1 slab baby back ribs (at least 750 grams)
½ head of garlic, chopped
1 large onion, chopped
2 parts brown sugar
1 part soy sauce
1 part vinegar or mustard
splash of Worcestershire sauce (optional)
splash of bourbon (I actually used more than one splash, though)
beef or chicken broth, or water
salt
freshly ground black pepper
olive oil

1) Preheat oven to 400°F.
2) Combine sugar, soy sauce, vinegar (or mustard), Worcestershire sauce (if using), and bourbon until sugar is dissolved. Set aside.
3) Season ribs with salt and pepper.
4) Heat olive oil in a pot. Add garlic and onion and saute until onions are soft.
5) Add baby back ribs and allow to steam in the garlic and onion mixture for a few minutes.
6) Add a cup of barbecue sauce/marinade mixture and broth or water. Do not submerge the whole slab in the liquid.

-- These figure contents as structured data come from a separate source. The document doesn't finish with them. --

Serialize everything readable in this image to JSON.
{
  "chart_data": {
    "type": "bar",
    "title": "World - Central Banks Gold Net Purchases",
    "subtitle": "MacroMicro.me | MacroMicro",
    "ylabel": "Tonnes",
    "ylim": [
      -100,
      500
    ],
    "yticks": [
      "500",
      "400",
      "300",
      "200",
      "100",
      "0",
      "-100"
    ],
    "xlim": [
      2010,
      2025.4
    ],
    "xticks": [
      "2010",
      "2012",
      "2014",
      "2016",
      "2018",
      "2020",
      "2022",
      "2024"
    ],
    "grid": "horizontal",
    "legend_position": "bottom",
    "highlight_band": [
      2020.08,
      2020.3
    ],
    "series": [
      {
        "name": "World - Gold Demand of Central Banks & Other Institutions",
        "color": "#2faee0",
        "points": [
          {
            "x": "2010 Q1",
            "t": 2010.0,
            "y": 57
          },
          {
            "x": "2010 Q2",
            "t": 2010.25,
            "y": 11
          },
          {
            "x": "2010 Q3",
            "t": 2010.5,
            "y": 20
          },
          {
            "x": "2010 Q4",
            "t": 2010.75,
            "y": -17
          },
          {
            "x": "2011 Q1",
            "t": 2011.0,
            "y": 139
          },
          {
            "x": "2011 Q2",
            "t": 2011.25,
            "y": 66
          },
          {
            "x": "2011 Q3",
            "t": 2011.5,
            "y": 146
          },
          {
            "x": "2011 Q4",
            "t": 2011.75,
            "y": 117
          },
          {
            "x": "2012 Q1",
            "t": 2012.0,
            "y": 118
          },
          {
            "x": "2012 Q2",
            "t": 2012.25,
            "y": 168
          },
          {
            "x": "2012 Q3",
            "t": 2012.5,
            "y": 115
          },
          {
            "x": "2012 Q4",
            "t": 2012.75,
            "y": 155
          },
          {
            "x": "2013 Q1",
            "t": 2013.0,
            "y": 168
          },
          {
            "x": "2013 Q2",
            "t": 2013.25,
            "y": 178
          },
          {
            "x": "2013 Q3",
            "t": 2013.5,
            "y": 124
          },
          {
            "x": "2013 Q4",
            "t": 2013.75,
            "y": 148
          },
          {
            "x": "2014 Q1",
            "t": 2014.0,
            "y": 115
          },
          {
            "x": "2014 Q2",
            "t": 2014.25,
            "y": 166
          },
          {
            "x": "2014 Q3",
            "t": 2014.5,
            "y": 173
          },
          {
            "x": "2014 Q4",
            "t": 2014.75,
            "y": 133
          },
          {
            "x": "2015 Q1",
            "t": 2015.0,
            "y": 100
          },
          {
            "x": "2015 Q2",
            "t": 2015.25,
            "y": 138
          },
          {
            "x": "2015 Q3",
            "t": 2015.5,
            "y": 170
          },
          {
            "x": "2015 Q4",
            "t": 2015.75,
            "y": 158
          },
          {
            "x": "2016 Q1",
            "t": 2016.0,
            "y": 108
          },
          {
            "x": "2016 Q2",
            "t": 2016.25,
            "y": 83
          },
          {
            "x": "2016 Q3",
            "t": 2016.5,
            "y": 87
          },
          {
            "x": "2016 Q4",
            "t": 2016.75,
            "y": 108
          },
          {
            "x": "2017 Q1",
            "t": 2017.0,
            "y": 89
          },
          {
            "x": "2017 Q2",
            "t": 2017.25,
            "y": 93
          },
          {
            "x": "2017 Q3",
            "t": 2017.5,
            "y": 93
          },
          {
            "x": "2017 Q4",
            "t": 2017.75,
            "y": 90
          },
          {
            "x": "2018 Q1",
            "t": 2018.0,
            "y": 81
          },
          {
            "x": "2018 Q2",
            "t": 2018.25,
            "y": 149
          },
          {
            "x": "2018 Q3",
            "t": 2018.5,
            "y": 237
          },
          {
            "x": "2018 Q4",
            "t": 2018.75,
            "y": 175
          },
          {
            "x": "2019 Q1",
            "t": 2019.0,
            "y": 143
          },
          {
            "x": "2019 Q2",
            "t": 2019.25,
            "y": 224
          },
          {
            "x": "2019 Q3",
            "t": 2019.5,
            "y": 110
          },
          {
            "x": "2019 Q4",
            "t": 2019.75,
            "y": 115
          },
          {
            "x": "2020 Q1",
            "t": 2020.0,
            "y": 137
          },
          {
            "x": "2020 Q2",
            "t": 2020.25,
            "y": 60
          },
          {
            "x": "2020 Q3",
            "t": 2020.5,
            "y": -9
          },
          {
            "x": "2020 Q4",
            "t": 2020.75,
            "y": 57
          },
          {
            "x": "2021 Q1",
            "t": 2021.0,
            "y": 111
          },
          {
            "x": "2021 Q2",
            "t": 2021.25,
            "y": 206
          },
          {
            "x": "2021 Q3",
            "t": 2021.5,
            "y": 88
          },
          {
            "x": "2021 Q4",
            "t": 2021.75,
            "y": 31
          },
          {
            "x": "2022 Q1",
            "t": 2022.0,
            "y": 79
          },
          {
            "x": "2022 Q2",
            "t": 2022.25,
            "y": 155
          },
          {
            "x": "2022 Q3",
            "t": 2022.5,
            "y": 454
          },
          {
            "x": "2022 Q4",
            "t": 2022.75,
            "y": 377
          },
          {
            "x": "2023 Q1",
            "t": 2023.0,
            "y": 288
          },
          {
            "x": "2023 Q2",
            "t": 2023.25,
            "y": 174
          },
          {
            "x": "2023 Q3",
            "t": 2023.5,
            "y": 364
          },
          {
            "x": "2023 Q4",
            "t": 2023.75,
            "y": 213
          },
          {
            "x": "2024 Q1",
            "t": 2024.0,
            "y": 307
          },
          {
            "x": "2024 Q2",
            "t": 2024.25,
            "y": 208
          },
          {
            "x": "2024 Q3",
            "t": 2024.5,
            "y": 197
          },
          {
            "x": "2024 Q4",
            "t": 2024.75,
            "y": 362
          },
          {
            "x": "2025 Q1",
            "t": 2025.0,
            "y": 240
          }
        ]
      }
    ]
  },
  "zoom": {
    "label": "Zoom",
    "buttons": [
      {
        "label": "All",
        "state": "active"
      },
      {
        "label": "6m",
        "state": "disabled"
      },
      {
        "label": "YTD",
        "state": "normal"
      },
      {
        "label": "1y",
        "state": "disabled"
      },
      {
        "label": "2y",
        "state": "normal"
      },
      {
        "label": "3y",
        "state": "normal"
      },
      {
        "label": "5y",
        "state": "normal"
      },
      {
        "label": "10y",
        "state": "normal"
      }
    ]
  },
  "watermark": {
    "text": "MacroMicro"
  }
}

7) Allow the liquid to simmer. Reduce the heat to medium-low. Cover pot and braise ribs until you can prick the meat with a fork (about an hour).
8) Once it’s tender, set the ribs aside and reduce the liquid. You can thicken this with flour paste if you want to use it as sauce later.
9) Brush the remaining barbecue sauce/marinade onto the ribs. Broil ribs in oven for about 30 minutes, brushing it with sauce every once in a while.
10) Once cooked, remove the ribs from the oven and brush with sauce.
11) Carefully separate each rib and arrange on a platter. Pour barbecue sauce over the ribs. As main course, serve with steamed vegetables or arugula greens with vinaigrette.